Portraits et autoportraits d’écrivains sur écrans (cinéma, audiovisuel, web)

Publié le par Marc Escola (Source : Marion Brun)

Portraits et autoportraits d’écrivains sur écrans (cinéma, audiovisuel, web)

L’« image d’auteur » et sa représentation médiatique sont des axes de recherche prépondérants dans les analyses littéraires actuelles : les outils élaborés par Dominique Maingueneau[1], Ruth Amossy[2], José-Luis Diaz[3] ou encore Jérôme Meizoz[4] témoignent de la présence de l’écrivain comme acteur de la vie publique et culturelle. Parler de « portrait » déplace quelque peu le discours de la métaphore dramatique (« scène » ou « mise en scène ») vers la métaphore picturale qui met au cœur de la réflexion, l’image, fondamentale pour les arts et les médias cinématographique, audiovisuel et numérique. Cette journée d’étude s’inscrira dans ces perspectives de recherche en analysant particulièrement les stratégies de « visibilité[5] » et de « célébrité[6] » des écrivains à travers ces documents et les scénarios adoptés. 

Si le portrait du peintre au cinéma a été largement traité[7], ce qui témoigne du dialogue privilégié entre ces deux arts, celui de l’écrivain a rarement fait l’objet d’études d’ensemble. Le colloque « Portraits et autoportraits d’auteur : l’écrivain mis en images[8] » qui se tiendra le 12 et 13 octobre 2018 exclut l’image animée.

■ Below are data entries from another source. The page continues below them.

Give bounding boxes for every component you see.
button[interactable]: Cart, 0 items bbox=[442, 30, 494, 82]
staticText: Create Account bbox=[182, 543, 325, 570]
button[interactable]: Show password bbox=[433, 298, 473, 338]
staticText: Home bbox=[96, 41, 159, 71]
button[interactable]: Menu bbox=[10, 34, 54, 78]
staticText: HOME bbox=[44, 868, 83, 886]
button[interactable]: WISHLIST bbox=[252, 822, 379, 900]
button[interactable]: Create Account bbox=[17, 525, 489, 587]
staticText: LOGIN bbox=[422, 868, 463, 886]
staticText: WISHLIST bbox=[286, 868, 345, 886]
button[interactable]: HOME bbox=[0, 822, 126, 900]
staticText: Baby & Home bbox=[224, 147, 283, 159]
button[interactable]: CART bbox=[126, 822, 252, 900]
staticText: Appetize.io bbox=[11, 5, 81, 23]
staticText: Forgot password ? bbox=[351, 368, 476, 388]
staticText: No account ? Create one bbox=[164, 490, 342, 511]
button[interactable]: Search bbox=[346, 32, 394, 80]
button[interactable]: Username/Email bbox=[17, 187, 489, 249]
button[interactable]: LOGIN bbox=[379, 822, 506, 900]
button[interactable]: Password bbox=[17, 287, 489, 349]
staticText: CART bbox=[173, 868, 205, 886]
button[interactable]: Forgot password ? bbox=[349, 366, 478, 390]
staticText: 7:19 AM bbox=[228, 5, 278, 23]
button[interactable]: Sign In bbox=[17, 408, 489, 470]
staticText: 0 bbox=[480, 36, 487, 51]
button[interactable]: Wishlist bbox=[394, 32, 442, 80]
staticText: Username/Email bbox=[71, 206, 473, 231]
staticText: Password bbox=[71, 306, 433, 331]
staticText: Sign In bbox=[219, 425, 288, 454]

La plupart des études consacrées au portrait d’écrivains s’intéresse davantage à l’image fixe et à la photographie qui paraissent dans les reportages et les entretiens de presse[9] ou radiophoniques (filmés) et que l’on peut sans doute tenir pour les origines du sujet considéré[10]. Sans doute le statisme de la posture attribuée à l’écrivain, couramment représenté en penseur et en rêveur « assis », s’accorde-t-il davantage avec la photographie qu’avec le cinéma, art du mouvement. Nadja Cohen consacre toutefois un dossier sur les Écrivains à l’écran[11] : quoique s’intéressant aux écrivains réels et fictifs, son étude traite surtout du personnage d’écrivain au cinéma. 

Pour notre part, nous nous intéresserons à la représentation d’écrivains (réels et fictifs) dans l’image animée documentaire et de fiction, sur grand et petit écran mais aussi sur le web. Le corpus comprendra donc des entretiens[12] filmiques, des courts ou des longs métrages, des biopics ou bien encore des vidéos biographiques ou autobiographiques (lorsque l’écrivain a pris une part dans la réalisation et l’écriture du film) en ligne sur des blogs ou des sites personnels. Les communications pourront traiter le sujet selon les axes suivants, établis à titre indicatif :

Axe I : Biographie, autobiographie, scénographie

Nous pourrions envisager des questionnements sur le genre du portrait cinématographique d’écrivain : suit-il les étapes traditionnelles et attendues des biographies d’auteur, selon une chronologie linéaire par exemple ou des jalons attendus « jeunesse », « maturité »…) ? Ce cinéma verse-t-il dans l’hagiographie ou la mythographie décriées par Theodor Adorno, qui qualifie ce genre de « camelote culturelle » qui joue de « la lie de la psychologie »[13] et du culte de la personnalité ? Quelles sont les realia utilisées par les réalisateurs ?  Comment sont traités la table de l’écrivain et ses objets, emblématiques[14] ?S’agit-il de reconduire la scénographie stéréotypée de l’écrivain à sa table de travail ou en pleine méditation lors d’une promenade improvisée ou, encore, en société ? Ces interrogations rejoignent alors pour partie les réflexions de Paul Valery, théoricien du musée[15] et de l’exposition littéraire pour qui le « problème général d’une Exposition » serait celui de de rendre sensible le travail de l’écrivain et de l’Esprit à l’œuvre en valorisant, par exemple, les différentes strates des manuscrits d’une œuvre. Au contraire, l’image animée et les supports médiatiques employés ont-ils vocation à bousculer cet imaginaire éculé de l’écrivain et de la littérature et par quels moyens ?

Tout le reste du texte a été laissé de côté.